Running nf-core pipelines

nf-core provides a standardised set of best practice bioinformatics workflows, including short read RNAseq data processing for differential expression (nf-core/rnaseq), downloading sequencing data from public archives (nf-core/fetchngs), and rare disease genomics(nf-core/raredisease). These workflows are designed to be modular, scalable, and portable, allowing researchers to adapt and execute them using their own data and compute resources.

However, running these workflows on a HPC system like Gadi can be challenging due to the complexity of the workflows and the need to manage the workflow execution. This page provides a guide on how to run nf-core pipelines on Gadi.

Considerations

nf-core pipelines are designed to be very flexible, as such you need to make a few decisions before you can run them on Gadi. A few things to consider before you try to run one of these pipelines on your data:

1. Lots of different parameters

Before you decide on running a pipeline, get familiar with the documentation, identify what the default settings are, and if you need to change anything. For most applications, default settings are suitable. However you may need to adjust some settings to suit your data or your tool preference.

Each nf-core pipeline has its own detailed documentation that is on a separate website from their codebase. You can find the documentation for each pipeline on the nf-core website.

See our SIH nf-core training for more information on how to design and execute a run command and how to navigate the documentation.

2. Requires configuration to run on Gadi

nf-core pipelines are designed to be run on a local machine or a cloud-based system.
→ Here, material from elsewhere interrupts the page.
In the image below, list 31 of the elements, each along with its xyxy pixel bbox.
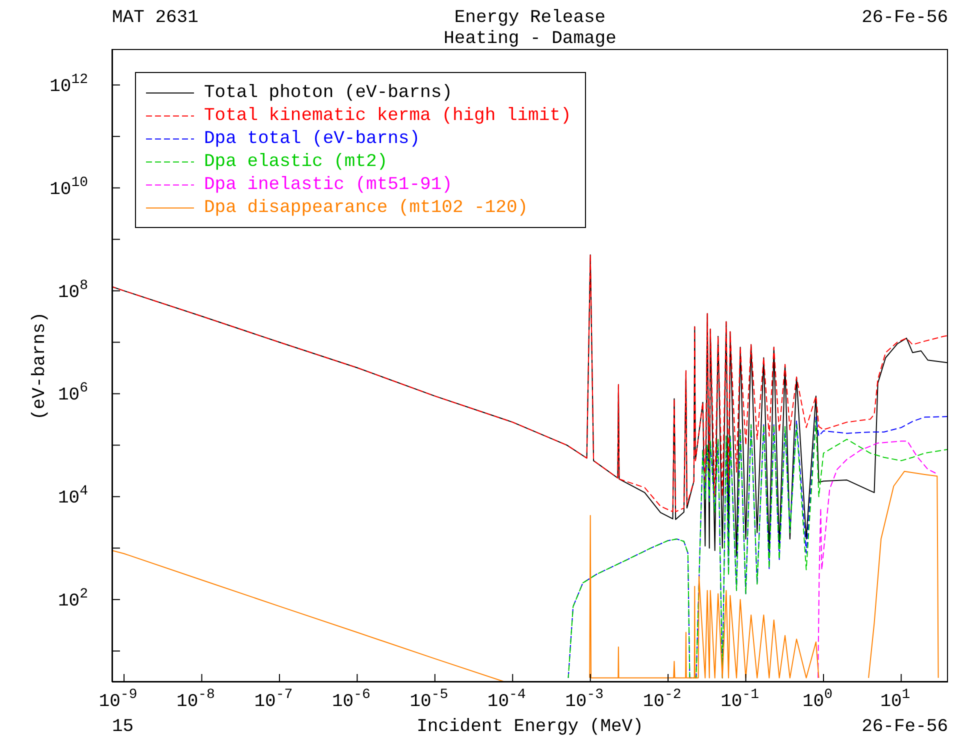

To run them on Gadi, you will need to use our institutional configuration file, available here. This configuration file has been tested with a number of nf-core pipelines but may require some adjustments to work for your specific application.

Please keep in mind that currently, Gadi HPC queues do not have external network access. As such, you may not be able to pull the workflow code base, containers, or reference data as a job on any of the standard queues. NCI currently recommends you run your Nextflow head job either in a GNU screen or tmux session from the login node or submit it as a job to the copyq. See the nf-core documentation for instructions on running pipelines offline.

A copy of the gadi config file has been saved to: /g/data/<project>/pipelines/nfcore_config/nci_gadi.config along side its usage instructions, /g/data/<project>/pipelines/nfcore_config/nci_gadi.md.

Reference data on Gadi

As with other pipelines documented in this guide, you can find reference data files in /g/data/<project>/reference. You can use specific flags to provide these reference files to an nf-core pipelines. Alternatively by default nf-core pipelines can download reference data from the Illumina iGenomes repository on your behalf. See here for more details.

Quickstart guide

Once you’ve confirmed which pipeline you want to run and how, you’ll need to start by downloading the codebase. You can do this in a number of ways:

1. Download from github

Just run the git clone command, no need to install anything. For example:

git clone https://github.com/nf-core/rnaseq.git

2. Download using the nf-core tools utility

First load the python3 module already installed on Gadi:

module load python3

Then install the nf-core tools utility:

pip install nf-core

See our guide on installing nf-core tools if you run into any issues.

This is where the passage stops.